1. For finite field $\mathbb{F}_q$, the only maximal ideal is $\{0\}$. It holds.
2. For residual class ring $\mathbb{Z}_n$ with $n=\prod_{i=1}^{k}p_i^{e_i}$ where $p_i$ are primes and $e_i$ are positive integers, the maximal ideals $I_i$ are principle and generated by $p_i$, namely $I_i=(p_i)$ for $i=1,2,\cdots,k$. If $k=1$, then it holds since $n\mid p_1^n$. If $k>1$, then it does not hold since $p_j\nmid p_i^n$ for $1\le i\ne j\le k$.

More rings can be discussed, but I want the condition applicable to most rings. Does it require the ring has only one maximal ideal ?

Answer 1

The Jacobson radical of a (not necessarily commutative) ring is the intersection of all maximal left (or all maximal right) ideals, and contains every nilpotent ideal.

So, in your situation where every maximal left ideal is nilpotent, it follows that there is a unique maximal left ideal. Thus every such ring is local with nilpotent radical (so local and semiprimary).

Answer 2

Since the Jacobson radical contains nilpotent ideals, and a maximal ideal is nilpotent, it follows that the Jacobson radical is maximal and therefore the ring is local. (Including this for completeness, although it has already been pointed out by Andrew and a commenter.)

If, furthermore, we require $J(R)^s=\{0\}$ where $s>0$ is the characteristic, then there is an additional point.
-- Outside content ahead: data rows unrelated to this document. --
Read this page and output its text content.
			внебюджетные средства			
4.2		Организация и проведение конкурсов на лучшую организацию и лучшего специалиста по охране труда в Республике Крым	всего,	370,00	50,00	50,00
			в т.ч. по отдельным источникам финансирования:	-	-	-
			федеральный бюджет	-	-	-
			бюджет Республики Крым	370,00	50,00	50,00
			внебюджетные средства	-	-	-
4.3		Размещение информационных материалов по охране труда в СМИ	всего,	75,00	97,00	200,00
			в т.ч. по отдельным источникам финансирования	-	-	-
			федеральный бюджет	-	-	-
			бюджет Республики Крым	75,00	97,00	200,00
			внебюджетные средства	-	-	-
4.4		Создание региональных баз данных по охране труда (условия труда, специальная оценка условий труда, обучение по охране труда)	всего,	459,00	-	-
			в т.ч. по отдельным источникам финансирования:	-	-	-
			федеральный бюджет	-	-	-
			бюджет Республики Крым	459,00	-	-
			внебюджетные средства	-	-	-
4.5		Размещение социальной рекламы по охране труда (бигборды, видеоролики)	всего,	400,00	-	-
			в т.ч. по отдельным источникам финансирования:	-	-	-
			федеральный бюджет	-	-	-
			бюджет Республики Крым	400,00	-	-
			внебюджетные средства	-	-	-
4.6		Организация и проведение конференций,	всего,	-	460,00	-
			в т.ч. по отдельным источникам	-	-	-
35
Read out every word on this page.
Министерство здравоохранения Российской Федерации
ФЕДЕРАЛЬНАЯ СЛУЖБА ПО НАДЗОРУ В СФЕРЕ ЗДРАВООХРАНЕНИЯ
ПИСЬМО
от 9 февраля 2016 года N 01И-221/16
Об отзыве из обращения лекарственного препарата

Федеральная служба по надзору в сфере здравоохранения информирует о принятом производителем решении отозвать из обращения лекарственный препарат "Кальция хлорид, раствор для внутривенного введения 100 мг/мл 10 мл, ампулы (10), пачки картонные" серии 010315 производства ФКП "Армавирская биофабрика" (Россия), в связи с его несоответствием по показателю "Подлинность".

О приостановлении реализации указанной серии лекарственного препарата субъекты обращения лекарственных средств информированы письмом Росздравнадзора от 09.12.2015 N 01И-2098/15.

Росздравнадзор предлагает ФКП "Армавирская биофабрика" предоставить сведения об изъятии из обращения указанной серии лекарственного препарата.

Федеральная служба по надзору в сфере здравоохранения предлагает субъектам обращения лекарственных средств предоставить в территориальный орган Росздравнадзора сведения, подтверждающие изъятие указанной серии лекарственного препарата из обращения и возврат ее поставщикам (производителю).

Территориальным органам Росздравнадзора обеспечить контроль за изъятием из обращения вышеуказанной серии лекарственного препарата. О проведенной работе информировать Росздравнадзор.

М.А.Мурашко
A local ring of positive characteristic $n$ necessarily has $n=p^k$ for some prime $p$, since a local ring only has trivial idempotents.

So we can say that a ring $R$ having your properties is characterized by the three things:

1. it has positive characteristic
2. it is local with a nilpotent Jacobson radical (a special sort of semiprimary ring)
3. The index of nilpotency of the radical is limited ($\leq \mathrm{char}(R)$.

I can't think of any other characterization that reduces the nilpotency of the Jacobson radical to something simpler. Usually this is taken as a condition to be studied in itself, and this would not be done if there were simpler characterizations.

You can make such a ring out of any local ring of positive characteristic simply by modding out by $M^n$ where $M$ is the unique maximal ideal and $1\leq n\leq \mathrm{char}(R)$.

An ideal $$ is nilpotent if there is $$ such that $i=0$ for all $∈$. How to say $=$ ? – zongxiang yi

That is not the definition of a nilpotent ideal, it is the definition of a nil ideal. A nilpotent ideal satisfies the stronger requirement that each product $i_1\cdots i_n=0$ for any collection of elements $i_j\in I$. It will usually not be the case that all elements have the same degree of nilpotency.